Whew! Not a very happy point of view. But certainly descriptive, like all of her new book.

I've just finished THE GOLDFINCH and it's certainly a tour de force through Ms. Tartt's extensive capacity to spin a yarn, woven with such dense thread that it requires careful and very slow reading to appreciate the colors of the language. I've read her previous two books, THE SECRET HISTORY and THE LITTLE FRIEND, each of which, like THE GOLDFINCH, took ten years to write. I'm not surprised. She can't seem to let anything go unnoticed; every situation, every conversation, every character is so elaborately described that, like a good movie, you feel as though you're there. This is very nearly exhausting, like a marathon, or to mix my metaphors, rich like chocolate mousse, and I had to put the book down from time to time - it's also a heavy book at almost 800 pages - to catch my breath and cleanse my palate.

As everyone who's read a review of this new book now knows, her protagonist is Theo Decker who loses his mother in a terrorist explosion at the Met. He pulls himself out of the wreckage around him and with the urging of a dying man, takes the painting of The Goldfinch with him as he escapes from the museum.

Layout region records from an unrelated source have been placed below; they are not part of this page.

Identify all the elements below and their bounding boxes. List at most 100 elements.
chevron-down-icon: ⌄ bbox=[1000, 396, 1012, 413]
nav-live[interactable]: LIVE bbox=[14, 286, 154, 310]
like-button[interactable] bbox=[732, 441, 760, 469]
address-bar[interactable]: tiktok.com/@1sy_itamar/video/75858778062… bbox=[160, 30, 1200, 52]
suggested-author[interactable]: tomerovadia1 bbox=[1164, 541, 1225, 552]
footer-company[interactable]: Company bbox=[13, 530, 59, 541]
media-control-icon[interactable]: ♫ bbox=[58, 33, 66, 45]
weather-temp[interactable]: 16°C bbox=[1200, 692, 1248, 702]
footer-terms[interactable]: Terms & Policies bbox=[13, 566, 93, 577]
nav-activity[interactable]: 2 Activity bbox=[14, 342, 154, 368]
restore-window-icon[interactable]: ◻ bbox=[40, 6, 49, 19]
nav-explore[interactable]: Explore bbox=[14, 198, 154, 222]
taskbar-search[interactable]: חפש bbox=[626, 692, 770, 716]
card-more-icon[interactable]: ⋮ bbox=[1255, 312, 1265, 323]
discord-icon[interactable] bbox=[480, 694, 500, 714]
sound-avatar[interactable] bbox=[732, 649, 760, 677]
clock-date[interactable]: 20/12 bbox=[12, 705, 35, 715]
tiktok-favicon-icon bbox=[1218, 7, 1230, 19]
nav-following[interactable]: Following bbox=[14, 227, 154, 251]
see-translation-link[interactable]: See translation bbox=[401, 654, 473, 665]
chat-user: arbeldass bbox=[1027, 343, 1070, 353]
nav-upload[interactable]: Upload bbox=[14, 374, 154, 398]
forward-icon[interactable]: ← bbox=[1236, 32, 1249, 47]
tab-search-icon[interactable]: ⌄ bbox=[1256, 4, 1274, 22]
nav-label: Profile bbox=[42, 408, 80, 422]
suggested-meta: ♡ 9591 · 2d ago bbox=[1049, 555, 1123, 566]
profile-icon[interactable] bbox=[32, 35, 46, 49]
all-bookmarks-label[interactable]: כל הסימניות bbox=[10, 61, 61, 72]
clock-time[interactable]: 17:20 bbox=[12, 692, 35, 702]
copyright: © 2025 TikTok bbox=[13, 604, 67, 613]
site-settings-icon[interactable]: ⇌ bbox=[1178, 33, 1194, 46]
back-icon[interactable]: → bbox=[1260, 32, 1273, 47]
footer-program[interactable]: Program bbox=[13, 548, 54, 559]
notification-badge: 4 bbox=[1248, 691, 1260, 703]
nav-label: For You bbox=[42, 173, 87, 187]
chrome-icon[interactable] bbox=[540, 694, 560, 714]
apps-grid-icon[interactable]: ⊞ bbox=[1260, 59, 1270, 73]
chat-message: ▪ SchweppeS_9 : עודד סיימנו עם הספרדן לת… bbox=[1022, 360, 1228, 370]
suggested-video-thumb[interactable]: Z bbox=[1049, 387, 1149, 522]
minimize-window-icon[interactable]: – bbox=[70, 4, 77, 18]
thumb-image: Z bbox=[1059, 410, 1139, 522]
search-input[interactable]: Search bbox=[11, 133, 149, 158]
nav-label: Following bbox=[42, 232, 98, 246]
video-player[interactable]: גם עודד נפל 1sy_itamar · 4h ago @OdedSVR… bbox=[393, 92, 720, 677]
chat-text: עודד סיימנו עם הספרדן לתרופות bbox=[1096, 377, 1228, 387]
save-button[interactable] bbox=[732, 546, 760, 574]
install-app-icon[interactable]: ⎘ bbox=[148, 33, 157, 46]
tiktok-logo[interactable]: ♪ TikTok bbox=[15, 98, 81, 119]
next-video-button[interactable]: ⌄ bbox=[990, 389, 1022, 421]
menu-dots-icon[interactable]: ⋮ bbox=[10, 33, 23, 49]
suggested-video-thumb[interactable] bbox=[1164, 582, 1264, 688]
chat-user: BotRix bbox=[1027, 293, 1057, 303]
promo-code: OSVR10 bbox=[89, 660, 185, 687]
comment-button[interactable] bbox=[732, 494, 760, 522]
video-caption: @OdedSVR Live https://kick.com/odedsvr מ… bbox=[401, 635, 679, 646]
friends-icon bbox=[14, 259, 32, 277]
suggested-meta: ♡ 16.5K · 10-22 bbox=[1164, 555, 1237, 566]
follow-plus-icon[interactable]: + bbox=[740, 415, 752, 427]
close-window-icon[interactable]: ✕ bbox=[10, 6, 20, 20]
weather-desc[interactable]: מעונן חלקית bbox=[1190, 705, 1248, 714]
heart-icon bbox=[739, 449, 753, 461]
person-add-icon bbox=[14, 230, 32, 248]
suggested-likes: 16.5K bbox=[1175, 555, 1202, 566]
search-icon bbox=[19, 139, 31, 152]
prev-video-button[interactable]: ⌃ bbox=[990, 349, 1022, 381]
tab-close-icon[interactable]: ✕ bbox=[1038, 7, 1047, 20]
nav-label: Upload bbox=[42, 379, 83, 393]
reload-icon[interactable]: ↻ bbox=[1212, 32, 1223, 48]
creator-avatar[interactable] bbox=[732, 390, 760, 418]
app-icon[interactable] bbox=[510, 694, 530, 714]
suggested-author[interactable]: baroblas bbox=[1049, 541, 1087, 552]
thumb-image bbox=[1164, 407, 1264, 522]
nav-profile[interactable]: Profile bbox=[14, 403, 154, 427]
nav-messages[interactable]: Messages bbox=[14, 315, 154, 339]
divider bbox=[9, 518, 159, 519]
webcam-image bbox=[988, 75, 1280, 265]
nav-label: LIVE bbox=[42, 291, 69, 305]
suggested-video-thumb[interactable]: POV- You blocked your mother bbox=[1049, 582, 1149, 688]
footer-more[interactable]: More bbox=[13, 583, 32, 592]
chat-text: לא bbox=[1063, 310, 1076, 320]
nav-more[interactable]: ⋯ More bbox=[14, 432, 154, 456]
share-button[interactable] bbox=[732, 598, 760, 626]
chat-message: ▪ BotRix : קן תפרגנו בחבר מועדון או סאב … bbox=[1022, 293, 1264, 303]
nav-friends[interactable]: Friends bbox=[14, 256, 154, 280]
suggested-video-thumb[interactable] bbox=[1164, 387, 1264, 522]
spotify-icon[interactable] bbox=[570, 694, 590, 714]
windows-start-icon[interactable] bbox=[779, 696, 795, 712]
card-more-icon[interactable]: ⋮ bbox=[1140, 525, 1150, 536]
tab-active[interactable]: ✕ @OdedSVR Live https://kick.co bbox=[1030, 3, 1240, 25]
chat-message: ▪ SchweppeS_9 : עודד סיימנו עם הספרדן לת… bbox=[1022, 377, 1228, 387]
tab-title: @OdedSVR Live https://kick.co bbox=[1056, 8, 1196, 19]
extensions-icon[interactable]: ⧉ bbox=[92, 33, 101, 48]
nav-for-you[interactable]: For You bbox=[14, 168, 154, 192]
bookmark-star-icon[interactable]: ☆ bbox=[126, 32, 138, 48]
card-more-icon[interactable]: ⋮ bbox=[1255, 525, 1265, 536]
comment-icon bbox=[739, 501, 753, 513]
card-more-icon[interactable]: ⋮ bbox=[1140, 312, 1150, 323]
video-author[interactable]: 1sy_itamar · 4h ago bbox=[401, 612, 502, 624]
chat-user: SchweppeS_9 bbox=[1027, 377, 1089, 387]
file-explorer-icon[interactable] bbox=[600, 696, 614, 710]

He becomes obsessed with the painting, which seems to be a stand-in for his lost mother, about whom he feels a certain guilt for not having saved her life, and for whom he mourns throughout the book. His adventures take him to the stilted, emotionally icy home of a friend on Park Avenue and then to Las Vegas for a reunion with his long-lost and formerly alcoholic father, where he meets Boris, a character straight out of Holden Caufield or John Le Carre.

The twists and turns of the plot come close to being contrived,. Skirting along the edge of believable but never falling off, Ms. Tartt makes them all work, in a 800 pages that are part Dickens, part Saroyan, and even part Tom Wolfe, which makes for quite an unusual combination. In the end, she waxes philosophic and tries to tell us that sometimes good can rise spontaneously out of bad - she doesn't call it evil - but even though I'd like to believe her truth, it lies just beyond my grasp, somewhere in the fog, just beyond my headlights. Still, in my view, like the painting of its title, the book's a masterpiece. Read it.